No matter how sophisticated your business may be, severe weather conditions impose unique and unpredictable challenges. Preparing to address these issuesbefore they occur will be key to effectively managing them.

While the challenges that can arise will vary vastly between workplaces, this blog will highlight some of the more common questions we hear from employer.

The issues presented by extreme weather are numerous. For example, severe weather may stimulate employee absenteeism/lateness or, if employees typically work outside, the employer might be faced with unique obligations under occupational health and safety legislation.
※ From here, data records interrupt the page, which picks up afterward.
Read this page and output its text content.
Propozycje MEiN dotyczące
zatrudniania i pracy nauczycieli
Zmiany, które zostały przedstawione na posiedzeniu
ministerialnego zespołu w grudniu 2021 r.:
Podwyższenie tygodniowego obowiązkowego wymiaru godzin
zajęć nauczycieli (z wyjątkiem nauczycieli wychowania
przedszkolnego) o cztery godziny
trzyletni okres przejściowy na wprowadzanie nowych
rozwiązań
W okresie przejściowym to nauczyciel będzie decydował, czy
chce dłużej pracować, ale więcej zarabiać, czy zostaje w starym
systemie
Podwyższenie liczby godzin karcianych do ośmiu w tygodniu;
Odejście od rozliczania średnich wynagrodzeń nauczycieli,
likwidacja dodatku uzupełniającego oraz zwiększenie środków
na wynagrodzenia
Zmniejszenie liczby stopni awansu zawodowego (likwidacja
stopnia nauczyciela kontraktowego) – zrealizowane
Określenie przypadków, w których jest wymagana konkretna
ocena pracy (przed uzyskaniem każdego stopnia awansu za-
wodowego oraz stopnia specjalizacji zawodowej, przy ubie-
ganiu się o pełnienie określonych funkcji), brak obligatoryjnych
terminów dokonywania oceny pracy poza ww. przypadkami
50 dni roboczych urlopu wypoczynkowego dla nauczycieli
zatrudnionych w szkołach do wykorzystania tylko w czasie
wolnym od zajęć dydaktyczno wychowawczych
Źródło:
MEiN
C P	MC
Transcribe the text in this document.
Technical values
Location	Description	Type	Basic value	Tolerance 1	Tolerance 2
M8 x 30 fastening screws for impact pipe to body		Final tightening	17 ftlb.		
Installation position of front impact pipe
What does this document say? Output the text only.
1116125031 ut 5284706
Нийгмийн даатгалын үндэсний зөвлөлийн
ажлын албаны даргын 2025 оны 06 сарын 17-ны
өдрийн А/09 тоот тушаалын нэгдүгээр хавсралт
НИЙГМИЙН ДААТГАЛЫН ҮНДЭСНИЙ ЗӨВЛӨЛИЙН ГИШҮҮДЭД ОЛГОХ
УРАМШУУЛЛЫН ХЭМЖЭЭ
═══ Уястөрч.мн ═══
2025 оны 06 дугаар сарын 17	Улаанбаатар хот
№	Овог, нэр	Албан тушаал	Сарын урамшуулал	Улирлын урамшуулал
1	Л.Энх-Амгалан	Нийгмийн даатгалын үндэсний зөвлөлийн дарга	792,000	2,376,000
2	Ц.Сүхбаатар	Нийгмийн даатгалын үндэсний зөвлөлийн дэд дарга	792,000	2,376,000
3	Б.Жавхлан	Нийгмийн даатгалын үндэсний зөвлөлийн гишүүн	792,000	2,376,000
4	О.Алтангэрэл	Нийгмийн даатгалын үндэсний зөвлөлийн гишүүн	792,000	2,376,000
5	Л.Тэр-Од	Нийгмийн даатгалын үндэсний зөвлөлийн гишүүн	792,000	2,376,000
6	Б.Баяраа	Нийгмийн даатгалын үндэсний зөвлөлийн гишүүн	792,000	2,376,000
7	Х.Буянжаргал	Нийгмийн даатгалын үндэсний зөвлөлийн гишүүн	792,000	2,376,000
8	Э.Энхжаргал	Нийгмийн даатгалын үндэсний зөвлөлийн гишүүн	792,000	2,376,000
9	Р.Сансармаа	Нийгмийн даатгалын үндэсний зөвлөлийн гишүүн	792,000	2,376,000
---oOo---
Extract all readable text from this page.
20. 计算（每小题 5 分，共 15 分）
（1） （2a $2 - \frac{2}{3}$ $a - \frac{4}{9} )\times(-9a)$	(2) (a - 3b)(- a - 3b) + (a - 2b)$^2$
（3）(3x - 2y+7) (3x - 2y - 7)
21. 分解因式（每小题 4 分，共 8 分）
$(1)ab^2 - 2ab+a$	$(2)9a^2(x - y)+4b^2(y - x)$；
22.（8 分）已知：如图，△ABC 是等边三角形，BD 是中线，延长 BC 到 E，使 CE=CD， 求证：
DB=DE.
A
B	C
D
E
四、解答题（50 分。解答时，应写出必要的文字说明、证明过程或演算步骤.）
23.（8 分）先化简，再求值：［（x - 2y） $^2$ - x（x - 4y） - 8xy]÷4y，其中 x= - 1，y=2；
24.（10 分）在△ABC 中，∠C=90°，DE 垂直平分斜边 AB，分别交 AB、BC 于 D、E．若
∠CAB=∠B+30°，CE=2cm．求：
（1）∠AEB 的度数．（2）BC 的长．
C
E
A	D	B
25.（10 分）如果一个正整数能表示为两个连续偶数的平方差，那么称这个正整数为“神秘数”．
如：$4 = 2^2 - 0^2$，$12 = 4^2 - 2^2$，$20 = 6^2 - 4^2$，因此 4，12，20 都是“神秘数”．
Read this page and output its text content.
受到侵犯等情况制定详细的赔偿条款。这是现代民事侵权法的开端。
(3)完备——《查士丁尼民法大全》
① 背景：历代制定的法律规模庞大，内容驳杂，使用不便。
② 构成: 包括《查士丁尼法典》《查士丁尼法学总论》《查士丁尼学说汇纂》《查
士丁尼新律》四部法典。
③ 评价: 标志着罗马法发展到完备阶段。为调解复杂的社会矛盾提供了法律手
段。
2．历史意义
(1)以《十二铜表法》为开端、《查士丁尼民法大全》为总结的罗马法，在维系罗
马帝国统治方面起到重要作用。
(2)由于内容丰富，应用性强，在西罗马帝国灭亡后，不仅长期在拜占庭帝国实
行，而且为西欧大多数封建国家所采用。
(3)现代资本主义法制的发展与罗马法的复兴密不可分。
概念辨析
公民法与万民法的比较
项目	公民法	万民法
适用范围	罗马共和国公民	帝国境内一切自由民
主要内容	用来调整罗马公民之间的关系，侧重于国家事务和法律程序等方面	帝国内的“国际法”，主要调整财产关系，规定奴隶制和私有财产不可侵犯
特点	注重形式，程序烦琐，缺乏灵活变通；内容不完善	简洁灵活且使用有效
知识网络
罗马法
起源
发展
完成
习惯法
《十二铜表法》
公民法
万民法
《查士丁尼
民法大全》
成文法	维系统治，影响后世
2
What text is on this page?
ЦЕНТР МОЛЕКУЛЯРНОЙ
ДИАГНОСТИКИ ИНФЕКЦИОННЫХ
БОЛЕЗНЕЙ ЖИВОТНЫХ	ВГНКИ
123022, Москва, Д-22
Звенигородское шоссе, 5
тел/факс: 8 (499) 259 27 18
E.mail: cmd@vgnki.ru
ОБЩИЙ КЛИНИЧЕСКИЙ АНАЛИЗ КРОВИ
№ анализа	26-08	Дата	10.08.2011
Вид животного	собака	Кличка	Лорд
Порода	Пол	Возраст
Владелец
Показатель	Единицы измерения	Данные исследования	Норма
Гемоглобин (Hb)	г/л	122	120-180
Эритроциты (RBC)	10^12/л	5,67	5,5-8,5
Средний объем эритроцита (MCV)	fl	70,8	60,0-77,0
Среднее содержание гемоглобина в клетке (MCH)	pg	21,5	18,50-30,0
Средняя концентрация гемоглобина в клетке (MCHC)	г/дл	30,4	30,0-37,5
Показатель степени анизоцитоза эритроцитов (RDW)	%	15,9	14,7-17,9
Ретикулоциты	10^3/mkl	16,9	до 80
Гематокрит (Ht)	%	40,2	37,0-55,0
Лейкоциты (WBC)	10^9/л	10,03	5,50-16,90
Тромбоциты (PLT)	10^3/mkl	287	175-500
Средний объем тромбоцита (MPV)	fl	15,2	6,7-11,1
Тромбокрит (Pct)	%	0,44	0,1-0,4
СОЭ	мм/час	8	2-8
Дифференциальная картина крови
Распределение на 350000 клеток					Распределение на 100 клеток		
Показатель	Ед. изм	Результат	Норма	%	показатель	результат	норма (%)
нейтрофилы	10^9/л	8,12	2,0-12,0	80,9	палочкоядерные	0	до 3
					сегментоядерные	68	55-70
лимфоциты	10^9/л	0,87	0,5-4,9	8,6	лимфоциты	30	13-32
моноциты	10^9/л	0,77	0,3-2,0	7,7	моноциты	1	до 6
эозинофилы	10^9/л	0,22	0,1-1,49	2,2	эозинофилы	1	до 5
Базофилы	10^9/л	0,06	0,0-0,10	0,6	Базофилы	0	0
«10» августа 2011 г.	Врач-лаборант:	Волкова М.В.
When facing such an unpredictable foe, there is one thing that every employer can do to avoid last minute frustration – create a policy before the challenges arise. 

The Basics for a Policy

At a minimum, an employer’s severe weather policy should address the following questions:

  • Will employees be paid if severe weather prevents them from attending their usual place of work? If not, can employees use their vacation (or other paid time off) to offset the loss?
  • How and when should an employee inform the employer that the weather is preventing him or her from attending work?
  • When faced with severe weather, are employees expected to work from home or telecommute?
  • Who will decide if the business should be closed?
  • How will any closure be communicated to employees?
  • If the business is closed for the day, will the employees receive any compensation?

Developing a severe weather policy will help employers avoid getting caught without a jacket in the proverbial snowstorm.

Common Pitfalls

  1. Do I have to pay an employee who does not report for work because of severe weather?

When you peel back everything else, the foundation of an employment relationship is that an employee trades his or her personal services to an employer in exchange for compensation. Although there are a number of exceptions, including situations where the employee’s agreement dictates otherwise, if an employee isn’t providing services through no fault of the employer, an employer does not have to pay.

However, the employer/employee relationship goes beyond the law.  Many employers opt to allow employees to use their entitlements to paid time off (such as vacation or paid sick leave) to cover these types of absences. Depending on whether it’s practical for the business, an employer might also want to explore flexible work options like working remotely.

  1. If I choose to close down my operations for the day, do I have to pay my employees?

The decision to close down operations in the event of inclement weather rests solely with employer. Again, subject to certain exceptions (such as a written policy, agreement or the provision of a collective agreement), as long as the employer informs the employees before they report to work, the employer is not obligated to pay employees on days when they are not providing services. Where providing sufficient notice is untenable, the employer may still have to pay.  For instance, if the employee reports to work and then is immediately sent home, the employer may have some obligations. Under provincial employment standards legislation, an employee may be entitled to “call out” or “reporting” pay. The existence and calculation of statutory reporting pay differs between provinces.

In Ontario, this requirement is commonly known as the “three-hour rule.” If an employee regularly works more than three hours a day and is required to report for work, the employee is entitled to be paid the greater of (i) three hours at the minimum wage or (ii) the employee’s regular wage for the time worked.

For example, if a retail employee is paid $11.00/hour, reports to work and is sent home after only two hours, then he or she would be entitled to compensation of three hours of minimum wage ($10.25 x 3 = $30.75) instead of his or her regular wage for the hours worked ($11.00 x 2 = $22.00).

Ontario’s employment standards legislation provides an exemption to the three hour rule if the employer isunable to provide work because of “fire, lightning, power failure, storms or similar causes beyond the employer’s control that result in the stopping of work.”

It’s worth noting that, just like in the question above, choosing to close down operations and then not paying employees could lead to a bitter relationship. To avoid frustrated employees, an employer has to carefully manage expectations. An employee who is informed of the employer’s policy well in advance, is far less likely to be frustrated or disappointed. In addition, the employer may want to consider certain mitigating options, such as partial pay for the date of closure.